Volocopter’s successful test flight last year showed the unlimited possibilities of air travel. We discussed the brand’s foundation, the issues it faces and its future plans for creating urban air travel systems.

Founded in 2011, Volocopter has developed the world’s first all-electric autonomous multi-rotor aircraft using drone technology and, using this, aims to provide point-to-point in-air electric mobility services in urban areas. Today, the company is gaining valuable experience in VTOL (vertical takeoff and landing) technology, and after its successful public manned flight in the Gulf of Singapore last year has begun laying the groundwork for its future commercialization.

We sat down with Mr Jan-Hendrik Boelens, the CTO of Volocopter, to talk about the future of air travel and how the brand is taking future mobility to the next level.


What was the inspiration to start developing air taxis?
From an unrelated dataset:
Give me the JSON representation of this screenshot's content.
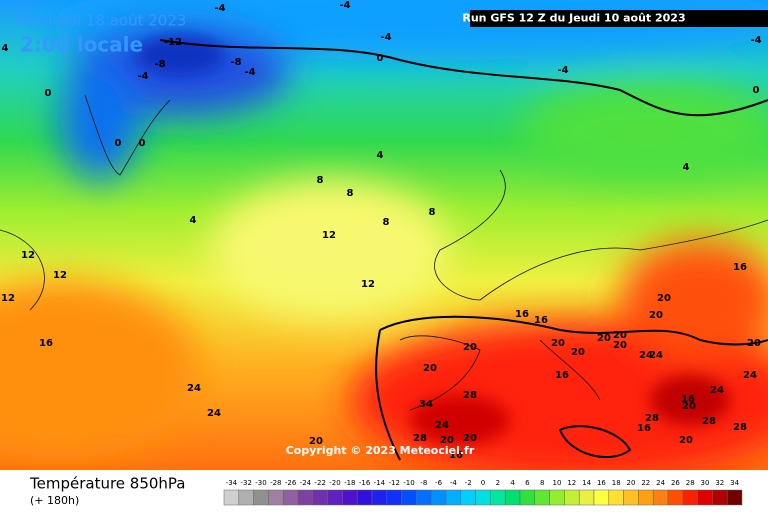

Our co-founder, Stephan Wolf, first came into contact with drones in 2010 when he bought one for his son. He was amazed at how easy it was to fly this technology and got curious – if it was scaled up to a size and remained as easy and stable, that humans could fly with it. After a few months of calculations, he was convinced that it was possible and found partners to help make the first proof of concept. Once proven that the technology was indeed feasible, the Volocopter founders quickly came up with hundreds of possible applications for this new kind of aircraft – adding a completely new means of mobility to cities and bringing Urban Air Mobility to life, is what we continue to focus on.

Jan-Hendrik Boelens, CTO of Volocopter

The successful test flight in Singapore last year has once again shown the unlimited possibilities of future air travel. As a pioneer in the field of global air travel, what is Volocopter’s plan next?

We have repeatedly shown that our technology works during public test flights like the one in Singapore. Such flights are important steps on our way to receiving commercial certification for our air taxi and implementing the first Urban Air Mobility routes in the next two to four years. We believe that acceptance is one of the key factors when it comes to the implementation of a new technology. Allowing people to experience this technology and raising peoples’ awareness, as these flights do, will play a big role on our road to commercialization.

First public manned flight in Singapore, 2019

Until we open this first commercial route, we will prepare the ecosystem surrounding Urban Air to be ready for such a feat. This includes certifying the VoloCity with the European Union Aviation Safety Agency, setting up the first take-off and landing infrastructure of VoloPorts, setting up a production line for serial manufacturing with our partner Geely, and bringing an autonomously piloted version of our VoloCity to the market.

We believe that acceptance is one of the key factors when it comes to the implementation of a new technology.

Currently, air mobility products are still facing problems regarding their safety, noise and power consumption. Could you briefly tell us how Volocopter will tackle these technological issues?

We are building our VoloCity aircraft with a strict focus on its mission in the urban context. With this very specific mission profile, it is easier to optimize for the most important aspects. For us, these are safety, noise, and a low trip cost. The decision to focus on the city mission has significantly informed the design for our aircraft. How exactly, you can learn on our website Volocopter.com

Safety is ensured through redundancy in all flight-critical components and the rigorous certification process through the EASA. Our 18 rotors and large rotor area enable a low noise profile, which is key in ensuring public acceptance.

How do you construct urban air travel systems using infrastructures like VoloPort? What challenges are likely to be encountered during implementation and how will they be addressed?

Real estate in cities and especially busy areas, where it would be valuable to have Volocopters’ land, is both rare and expensive. However, building a VoloPort will be affordable when compared to building whole street networks or subway networks and will take just a few months to construct. We are working together with partners who have already been buying up relevant real estate in interesting cities and are working on certifying eVTOL-specific ‘vertiports’.

On top of that, we have been receiving interest from real-estate developers for more than two years now, who want to integrate this new kind of mobility infrastructure in their houses. As such, we know that this too is a solvable challenge.

Voloport Concept

Geely will be responsible for the production of Volocopter products in China. What is Volocopter’s vision for the potential of the Chinese market?

China has some of the largest metropolitan areas in the world, and so the Chinese market is a very interesting one for Volocopter, and very well suited for the unique design of our VoloCity. With Geely, we have a strong partner by our side to implement this technology in one of the fastest-growing economies worldwide.